こうして、担当コンサルからの説明、社長からも今後どうしていきたいのかについてもお話しをし
言わばプレゼンは終わりました。
その場での回答は、

「うちからも他行に働きかけてみます」

というものでした。

これはこれで、当初社長が交渉した時とは大きく変化したので良かったのですが、
私の感覚としては、そうは言っても時間がかかりそうだなというものでした。
こればかりは現場の肌感覚ですが。

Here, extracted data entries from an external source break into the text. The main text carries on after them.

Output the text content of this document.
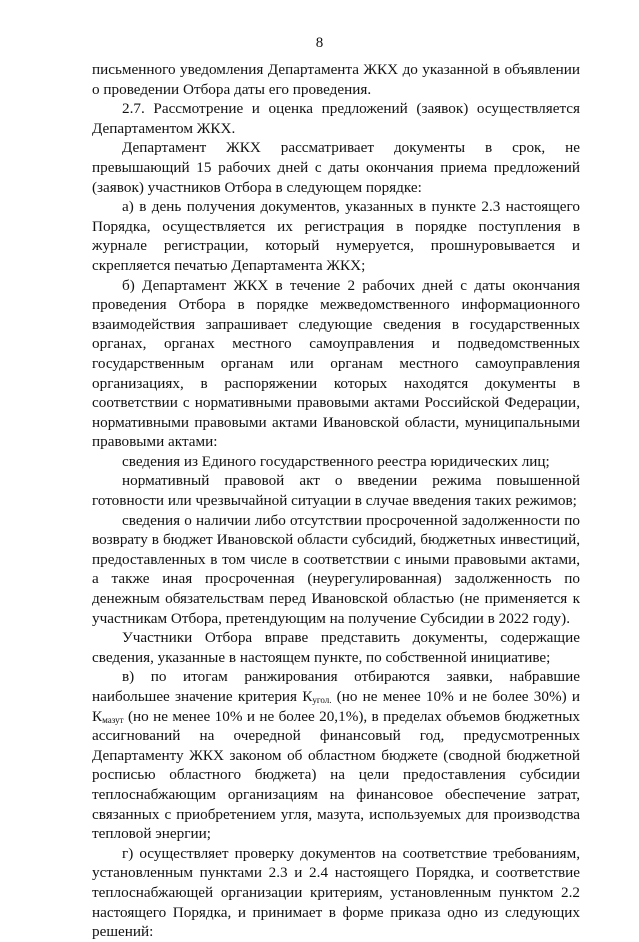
8

письменного уведомления Департамента ЖКХ до указанной в объявлении о проведении Отбора даты его проведения.

2.7. Рассмотрение и оценка предложений (заявок) осуществляется Департаментом ЖКХ.

Департамент ЖКХ рассматривает документы в срок, не превышающий 15 рабочих дней с даты окончания приема предложений (заявок) участников Отбора в следующем порядке:

а) в день получения документов, указанных в пункте 2.3 настоящего Порядка, осуществляется их регистрация в порядке поступления в журнале регистрации, который нумеруется, прошнуровывается и скрепляется печатью Департамента ЖКХ;

б) Департамент ЖКХ в течение 2 рабочих дней с даты окончания проведения Отбора в порядке межведомственного информационного взаимодействия запрашивает следующие сведения в государственных органах, органах местного самоуправления и подведомственных государственным органам или органам местного самоуправления организациях, в распоряжении которых находятся документы в соответствии с нормативными правовыми актами Российской Федерации, нормативными правовыми актами Ивановской области, муниципальными правовыми актами:

сведения из Единого государственного реестра юридических лиц;

нормативный правовой акт о введении режима повышенной готовности или чрезвычайной ситуации в случае введения таких режимов;

сведения о наличии либо отсутствии просроченной задолженности по возврату в бюджет Ивановской области субсидий, бюджетных инвестиций, предоставленных в том числе в соответствии с иными правовыми актами, а также иная просроченная (неурегулированная) задолженность по денежным обязательствам перед Ивановской областью (не применяется к участникам Отбора, претендующим на получение Субсидии в 2022 году).

Участники Отбора вправе представить документы, содержащие сведения, указанные в настоящем пункте, по собственной инициативе;

в) по итогам ранжирования отбираются заявки, набравшие наибольшее значение критерия $К_{угол.}$ (но не менее 10% и не более 30%) и $К_{мазут}$ (но не менее 10% и не более 20,1%), в пределах объемов бюджетных ассигнований на очередной финансовый год, предусмотренных Департаменту ЖКХ законом об областном бюджете (сводной бюджетной росписью областного бюджета) на цели предоставления субсидии теплоснабжающим организациям на финансовое обеспечение затрат, связанных с приобретением угля, мазута, используемых для производства тепловой энергии;

г) осуществляет проверку документов на соответствие требованиям, установленным пунктами 2.3 и 2.4 настоящего Порядка, и соответствие теплоснабжающей организации критериям, установленным пунктом 2.2 настоящего Порядка, и принимает в форме приказа одно из следующих решений:
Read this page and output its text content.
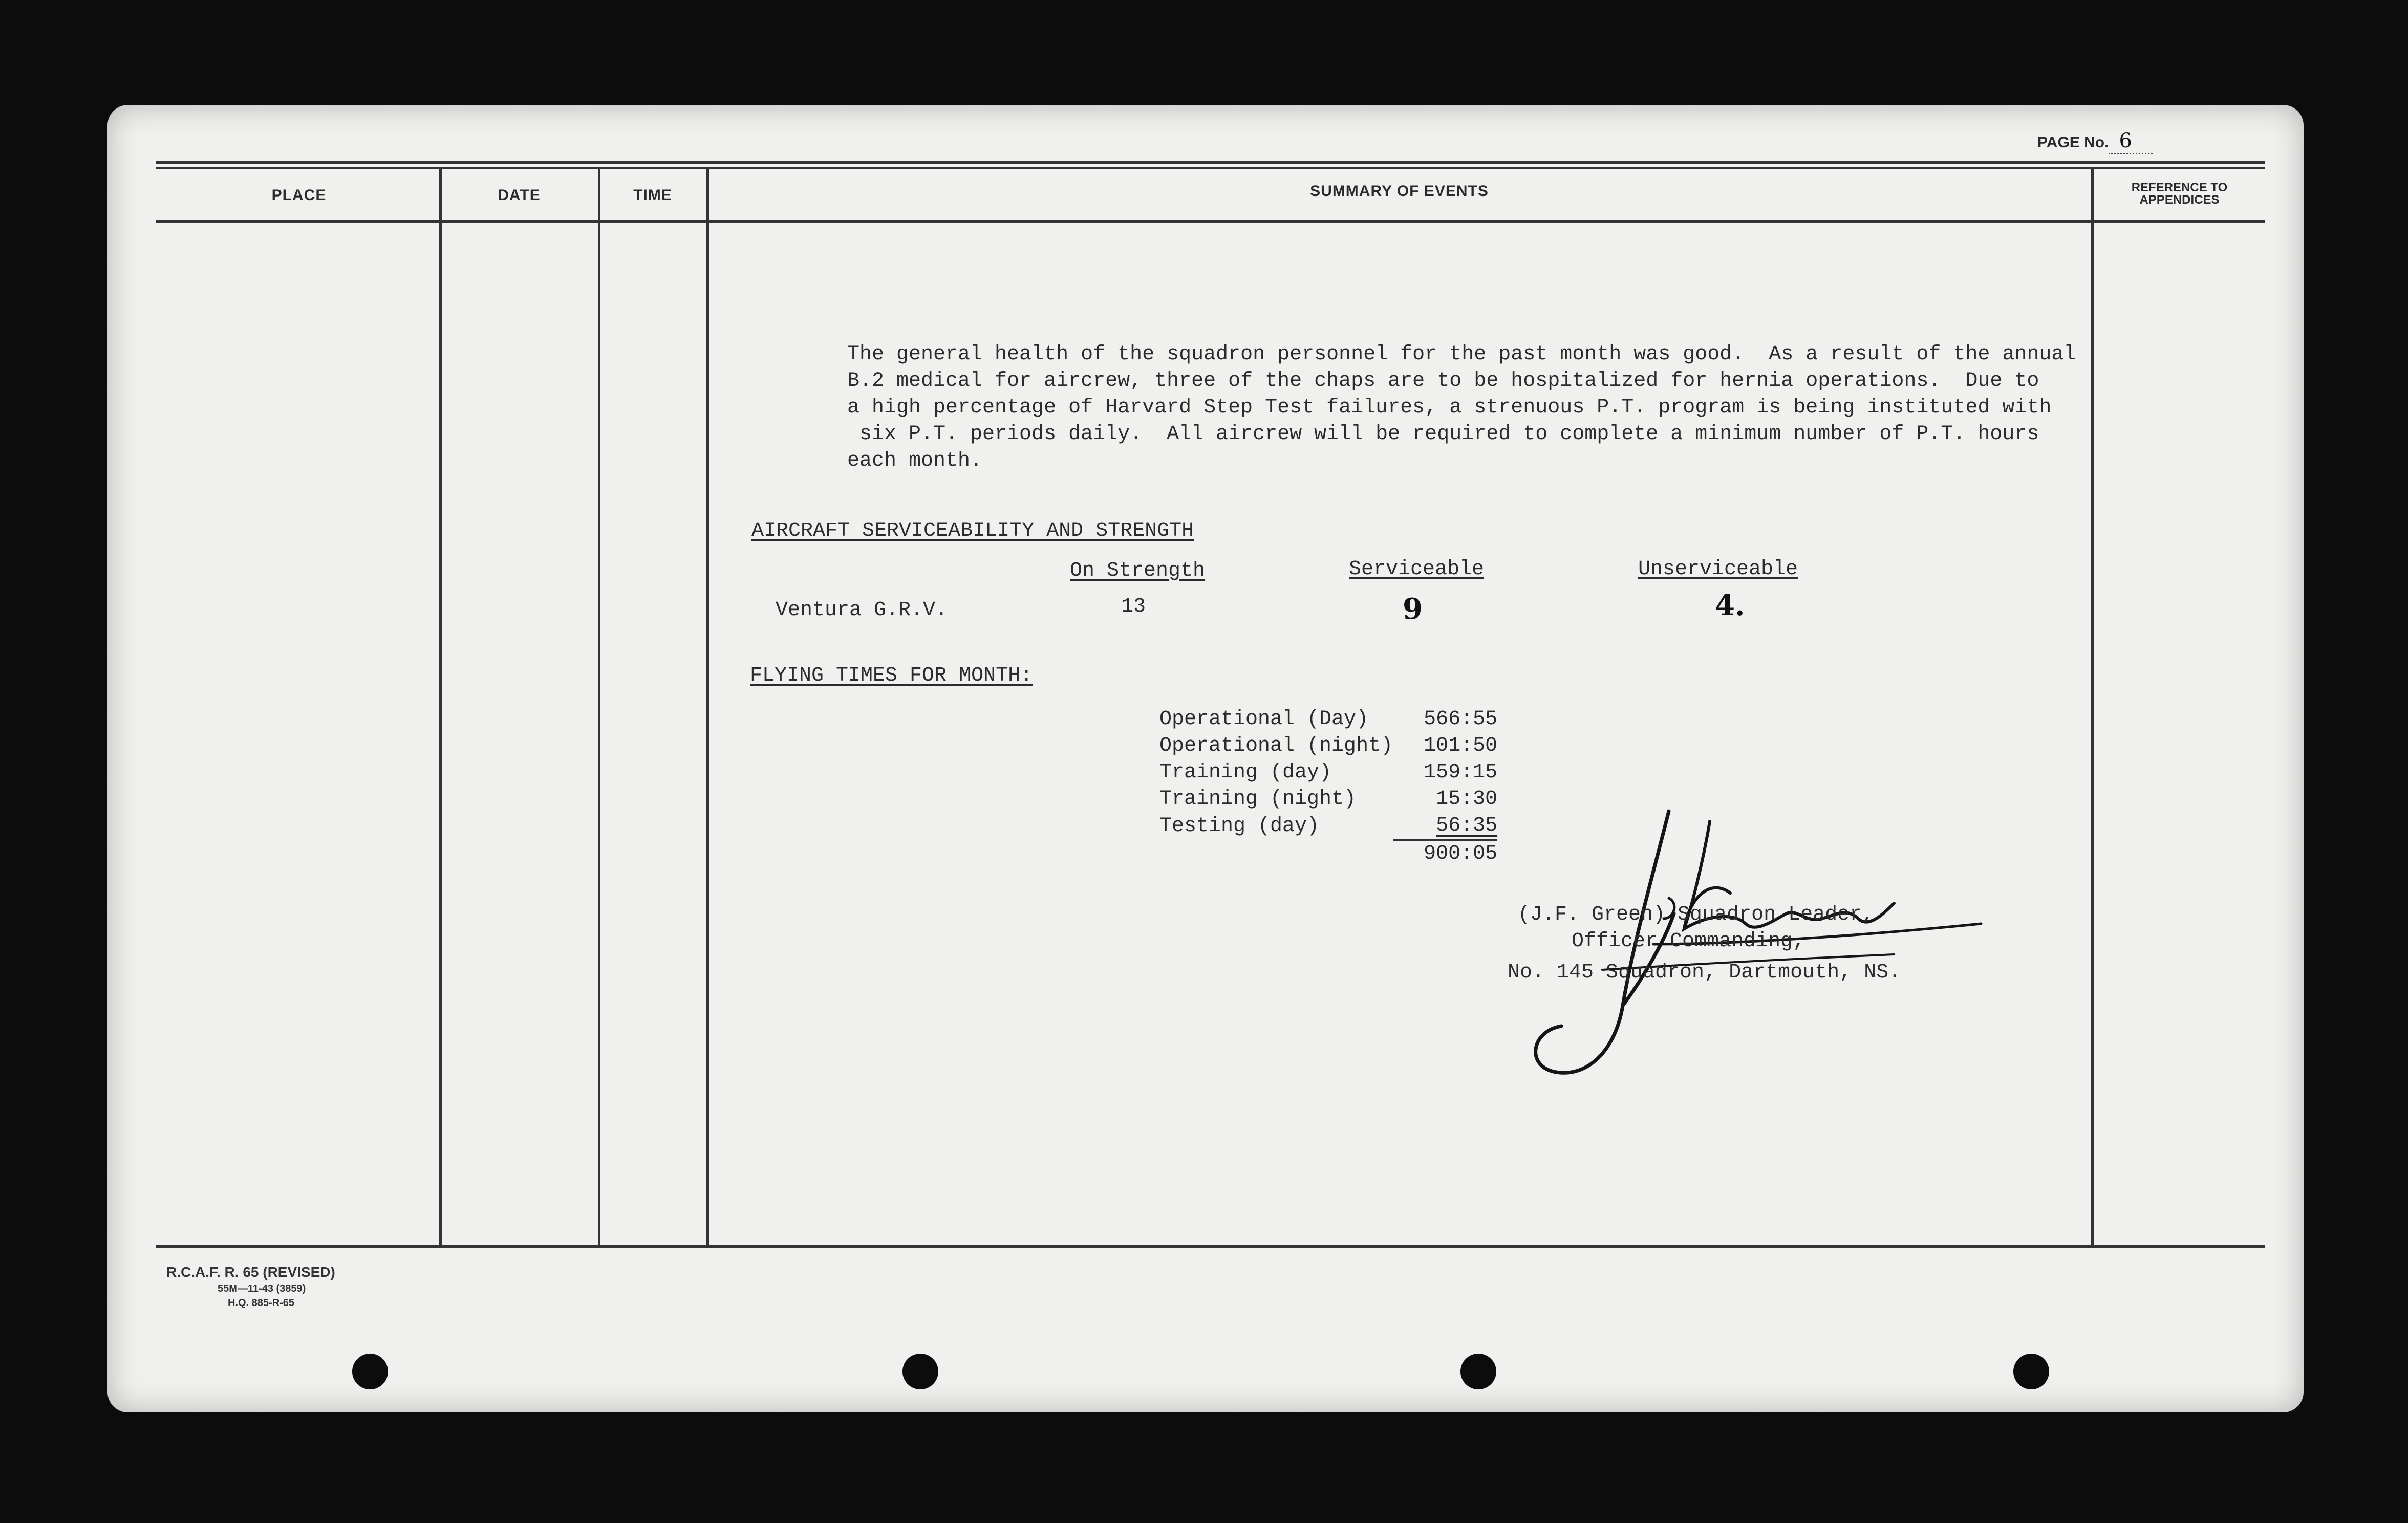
PAGE No. 6
PLACE	DATE	TIME	SUMMARY OF EVENTS	REFERENCE TO
APPENDICES

The general health of the squadron personnel for the past month was good.  As a result of the annual

B.2 medical for aircrew, three of the chaps are to be hospitalized for hernia operations.  Due to

a high percentage of Harvard Step Test failures, a strenuous P.T. program is being instituted with

six P.T. periods daily.  All aircrew will be required to complete a minimum number of P.T. hours

each month.

AIRCRAFT SERVICEABILITY AND STRENGTH
On Strength	Serviceable	Unserviceable
Ventura G.R.V.	13	9	4.
FLYING TIMES FOR MONTH:
Operational (Day)	566:55
Operational (night)	101:50
Training (day)	159:15
Training (night)	15:30
Testing (day)	56:35
	900:05
(J.F. Green) Squadron Leader,
Officer Commanding,
No. 145 Squadron, Dartmouth, NS.
R.C.A.F. R. 65 (REVISED)
55M—11-43 (3859)
H.Q. 885-R-65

。

しかし、そう感じた以上は、次の一手を打たなければなりません。
メインバンクはそのまま動きを待ちつつ、メインバンクが動きやすくなるように
他にも協調して融資をしてくれる銀行の開拓を始めることにしたのです。

そして、早々に新規の銀行への訪問を決行。
ここでついに、メインバンクと協調してくれるという銀行に出会うことができたのです!
私の心の叫びを表現すると、
(キターーーーーーーーーーーーーーーーーーーー!!!)
という感じでしょうか(笑

ここからは話しが急展開していきます。
今現在、メインバンクと新規銀行が協議を始め、融資実行に向け動き出してくれることになりました。
そこには、私たちも参加させていただいています。

さて、こんな感じで進んでいったわけですが、いかがでしたでしょうか?

さらっとお話ししていますが、ここまでくるのにも、本当に山あり谷ありという感じでした。
それこそ、社長も弊社の担当コンサルでさえ一度は諦めそうになったくらいです。
それでも、絶対にできると信じてそこに向かって突き進んだわけです。

先ほど、当社のような会社が融資を受けるための3つの前提条件についてお話ししましたが、
本当に必要なことは、もしかすると『諦めない力』なのかもしれません。

計画を絵に描いた餅にしないために・・

ちなみに、融資実現の確度を上げるために、描いた計画をなんとしても足元で達成しなければなりません。
そのために、社長が営業活動に力を入れることはもちろん、私たちの方でも売上向上の為の営業支援を
開始しました。

毎回ここまでやっているわけではないのですが、今回の融資が通れば劇的に財務内容が改善し、
再成長の土台が整うことになります。
なんとしてもこの融資を取りに行くために、最後の最後までできることをやろうということです。
こちらの方もまた、機会を見て進捗をお知らせできたらと思います。

まとめ

今回のお話の中でお伝えしたかったのは、
リスケ中でも、債務超過でも新規融資を再開させることができるということです。
今回ご紹介している顧問先ではまだ実現していませんが、もちろん他の会社で実現している事例
があるからこそ自信をもってお話ししています。

-関連する事例やお客様の声は、こちらからどうぞ-
お客様の声:https://www.linkthought.co.jp/voice05.html
関連事例:https://www.linkthought.co.jp/case09.html
—―――――――――――――――――――――――
もし、同じような状況の会社でそんなことができると知らなかった、
チャレンジしたがダメだったという社長がいれば、新規でまたは再度でも是非チャレンジしてみてください。
このコラムがそうしたキッカケにつながるものであれば、うれしく思います。

そして、そのための行動を起こそうとした時の為に改めて書きますが、
・本当に銀行が信じることができる計画になっているか?
・銀行の協力を得るために努力をしているか?
・「諦めない力」を持ち合わせているか?
と、自分に問うていただきたいと思います。

大変なことはあるでしょうが、それは当たり前。
そうした気持ちを持っていれば、必ず道は拓けるはずです。
みなさんの良き未来を心から願っています。
負けるな社長!

-追記-
無事に融資が実行されました!
当コラムの前からお読みいただき応援してくださったみなさま、本当にありがとうございます。
当社は、資本性劣後ローン+既存融資の長期返済への借換え+新規融資という
トリプルセットで融資が実現しました。

その結果、顧問先の社長からは「これまでに見たことがないくらいお金があります。」
というくらいになりました。
これで資金繰りの懸念はほぼ解消したと言えます。

これからは、新たなビジョン目掛けて成長あるのみ。
私たちも引き続き共に努力していきたいと思っています。